Ever heard that the sky is blue because it’s reflecting Earth’s water? It’s a myth! If the sky was just mirroring the planet below, it would be brown in Utah. The real reason for our atmosphere’s hue has its roots in a more fundamental question: how do we see the world around us?
Spectrum
The electromagnetic spectrum. Credit: Florida Atlantic University
Human eyes are living light detectors. Color is just our brain’s code for incoming energy level. We call the most energetic light we can see “purple” and the least energetic “red”.

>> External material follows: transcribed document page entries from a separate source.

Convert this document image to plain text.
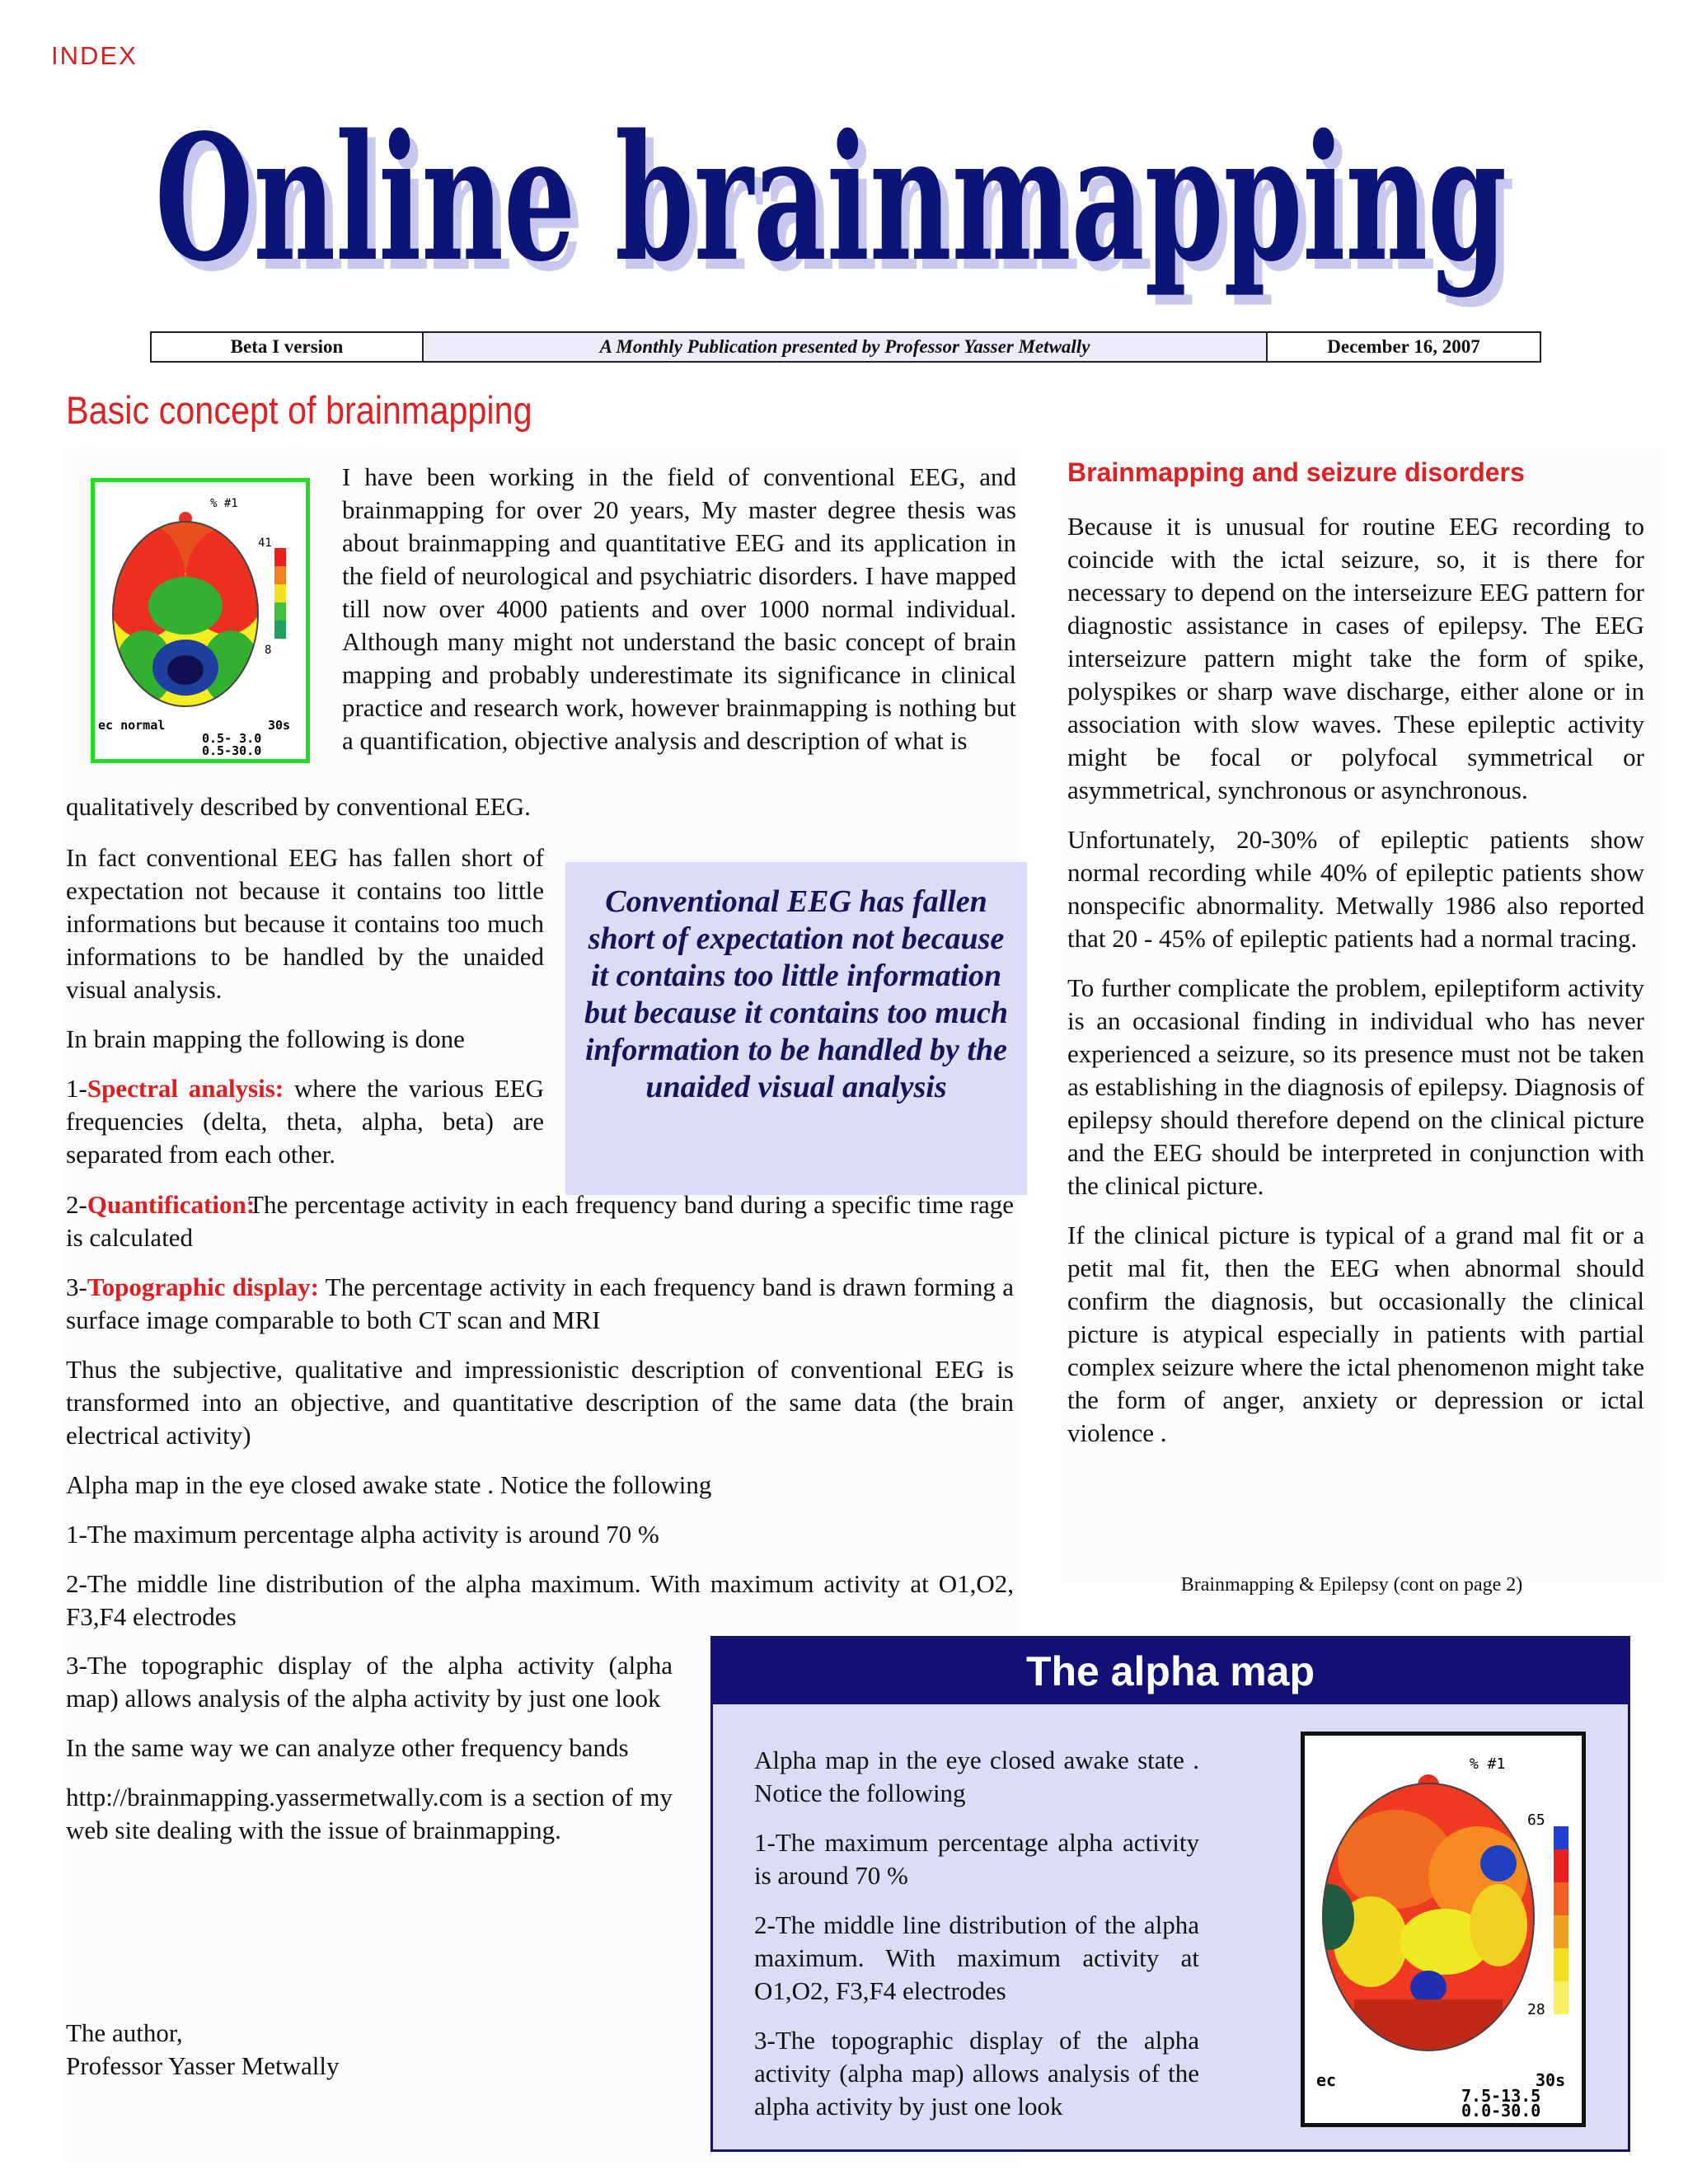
INDEX
Online brainmapping
Online brainmapping
Beta I version	A Monthly Publication presented by Professor Yasser Metwally	December 16, 2007
Basic concept of brainmapping
% #1
41
8
ec normal	30s
0.5- 3.0
0.5-30.0
I have been working in the field of conventional EEG, and brainmapping for over 20 years, My master degree thesis was about brainmapping and quantitative EEG and its application in the field of neurological and psychiatric disorders. I have mapped till now over 4000 patients and over 1000 normal individual. Although many might not understand the basic concept of brain mapping and probably underestimate its significance in clinical practice and research work, however brainmapping is nothing but a quantification, objective analysis and description of what is
qualitatively described by conventional EEG.

In fact conventional EEG has fallen short of expectation not because it contains too little informations but because it contains too much informations to be handled by the unaided visual analysis.

In brain mapping the following is done

1-Spectral analysis: where the various EEG frequencies (delta, theta, alpha, beta) are separated from each other.

Conventional EEG has fallen short of expectation not because it contains too little information but because it contains too much information to be handled by the unaided visual analysis
2-Quantification:
The percentage activity in each frequency band during a specific time rage is calculated

3-Topographic display: The percentage activity in each frequency band is drawn forming a surface image comparable to both CT scan and MRI

Thus the subjective, qualitative and impressionistic description of conventional EEG is transformed into an objective, and quantitative description of the same data (the brain electrical activity)

Alpha map in the eye closed awake state . Notice the following

1-The maximum percentage alpha activity is around 70 %

2-The middle line distribution of the alpha maximum. With maximum activity at O1,O2, F3,F4 electrodes

3-The topographic display of the alpha activity (alpha map) allows analysis of the alpha activity by just one look

In the same way we can analyze other frequency bands

http://brainmapping.yassermetwally.com is a section of my web site dealing with the issue of brainmapping.

The author,
Professor Yasser Metwally
Brainmapping and seizure disorders

Because it is unusual for routine EEG recording to coincide with the ictal seizure, so, it is there for necessary to depend on the interseizure EEG pattern for diagnostic assistance in cases of epilepsy. The EEG interseizure pattern might take the form of spike, polyspikes or sharp wave discharge, either alone or in association with slow waves. These epileptic activity might be focal or polyfocal symmetrical or asymmetrical, synchronous or asynchronous.

Unfortunately, 20-30% of epileptic patients show normal recording while 40% of epileptic patients show nonspecific abnormality. Metwally 1986 also reported that 20 - 45% of epileptic patients had a normal tracing.

To further complicate the problem, epileptiform activity is an occasional finding in individual who has never experienced a seizure, so its presence must not be taken as establishing in the diagnosis of epilepsy. Diagnosis of epilepsy should therefore depend on the clinical picture and the EEG should be interpreted in conjunction with the clinical picture.

If the clinical picture is typical of a grand mal fit or a petit mal fit, then the EEG when abnormal should confirm the diagnosis, but occasionally the clinical picture is atypical especially in patients with partial complex seizure where the ictal phenomenon might take the form of anger, anxiety or depression or ictal violence .

Brainmapping & Epilepsy (cont on page 2)
The alpha map

Alpha map in the eye closed awake state . Notice the following

1-The maximum percentage alpha activity is around 70 %

2-The middle line distribution of the alpha maximum. With maximum activity at O1,O2, F3,F4 electrodes

3-The topographic display of the alpha activity (alpha map) allows analysis of the alpha activity by just one look

% #1
65
28
ec	30s
7.5-13.5
0.0-30.0
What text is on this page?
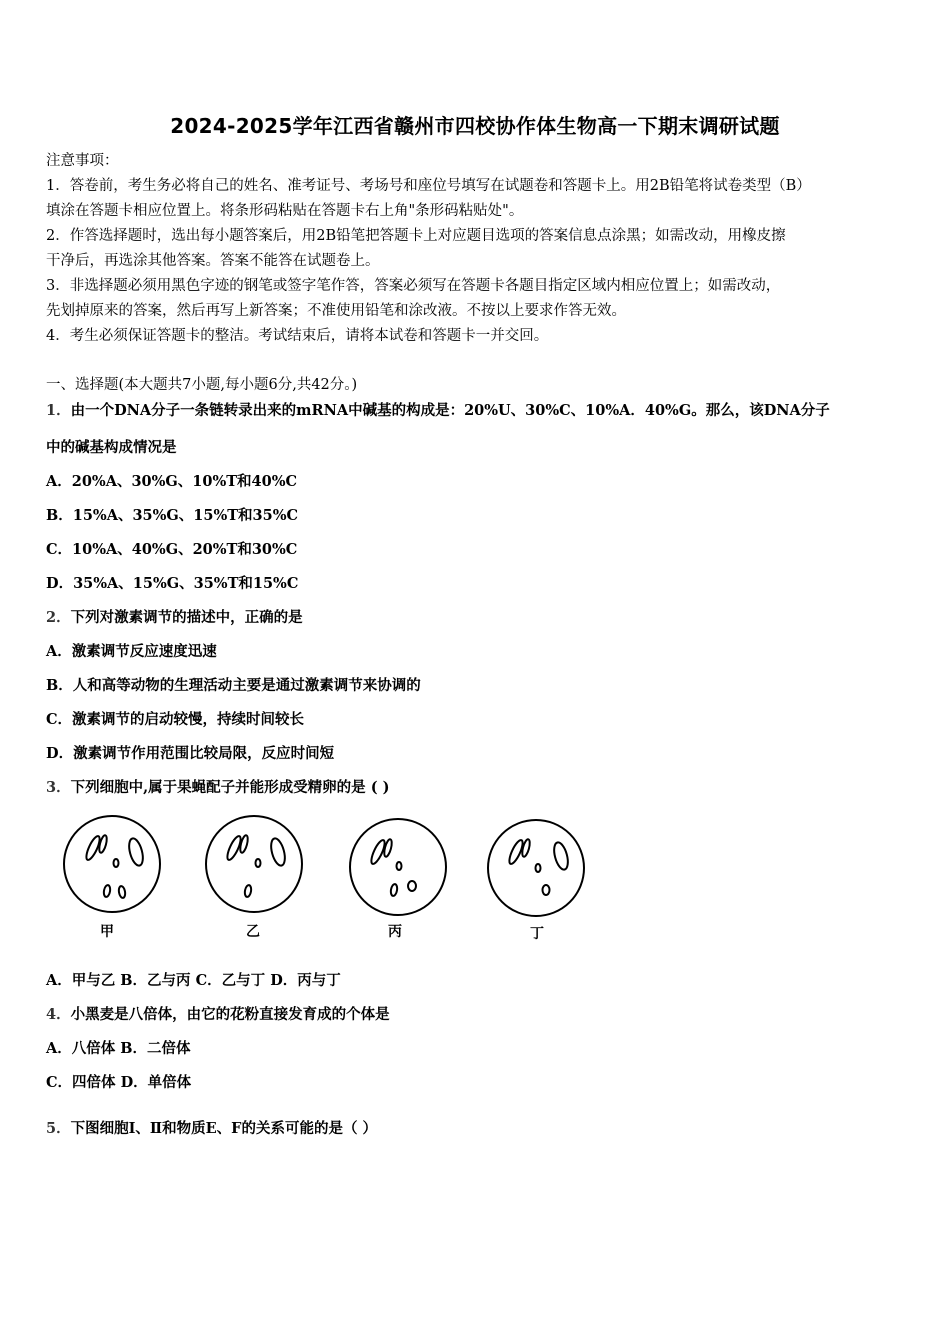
2024-2025学年江西省赣州市四校协作体生物高一下期末调研试题
注意事项：
1．答卷前，考生务必将自己的姓名、准考证号、考场号和座位号填写在试题卷和答题卡上。用2B铅笔将试卷类型（B）
填涂在答题卡相应位置上。将条形码粘贴在答题卡右上角"条形码粘贴处"。
2．作答选择题时，选出每小题答案后，用2B铅笔把答题卡上对应题目选项的答案信息点涂黑；如需改动，用橡皮擦
干净后，再选涂其他答案。答案不能答在试题卷上。
3．非选择题必须用黑色字迹的钢笔或签字笔作答，答案必须写在答题卡各题目指定区域内相应位置上；如需改动，
先划掉原来的答案，然后再写上新答案；不准使用铅笔和涂改液。不按以上要求作答无效。
4．考生必须保证答题卡的整洁。考试结束后，请将本试卷和答题卡一并交回。
一、选择题(本大题共7小题,每小题6分,共42分。)
1．由一个DNA分子一条链转录出来的mRNA中碱基的构成是：20%U、30%C、10%A．40%G。那么，该DNA分子
中的碱基构成情况是
A．20%A、30%G、10%T和40%C
B．15%A、35%G、15%T和35%C
C．10%A、40%G、20%T和30%C
D．35%A、15%G、35%T和15%C
2．下列对激素调节的描述中，正确的是
A．激素调节反应速度迅速
B．人和高等动物的生理活动主要是通过激素调节来协调的
C．激素调节的启动较慢，持续时间较长
D．激素调节作用范围比较局限，反应时间短
3．下列细胞中,属于果蝇配子并能形成受精卵的是 ( )
甲	乙	丙	丁
A．甲与乙 B．乙与丙 C．乙与丁 D．丙与丁
4．小黑麦是八倍体，由它的花粉直接发育成的个体是
A．八倍体 B．二倍体
C．四倍体 D．单倍体
5．下图细胞Ⅰ、Ⅱ和物质E、F的关系可能的是（ ）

Our built-in biological cameras have a quirk: when confronted with a mixture of colors all at once, they’re overstimulated. Our eyes can’t resolve a blend of energy levels into individual signals, so our visual processing system defines a new category, which we call “white”. The sun’s radiation appears white before it reaches Earth, but it’s really a combination of many colors.
SunFromISS
The sun & Earth as seen from the ISS. Since sunlight hasn’t been scattered by the atmosphere on its way to the camera, it appears white. Credit: NASA
As white sunlight enters the atmosphere, the transition from empty space to air affects each of its components differently. Blue-violet light is bounced around the most drastically by air molecules in its path. From our perspective on Earth’s surface, scattered blue radiation fills the sky. Lower-energy light, which we interpret as the colors red through green, travels more directly downward to our eyes. We interpret this smaller combination — white minus blue-violet — as pale yellow.
Rayleigh-Scattering
Image courtesy of the City University of New York
As sunlight travels farther through the atmosphere, it’s more thoroughly scattered. At sunset, when rays travel sideways through a thick slice of air instead of straight down, we see more of the spectrum spread out across the sky. The leftover light traveling directly to us is mostly red and orange, which explains the sun’s ruddy appearance as it sets.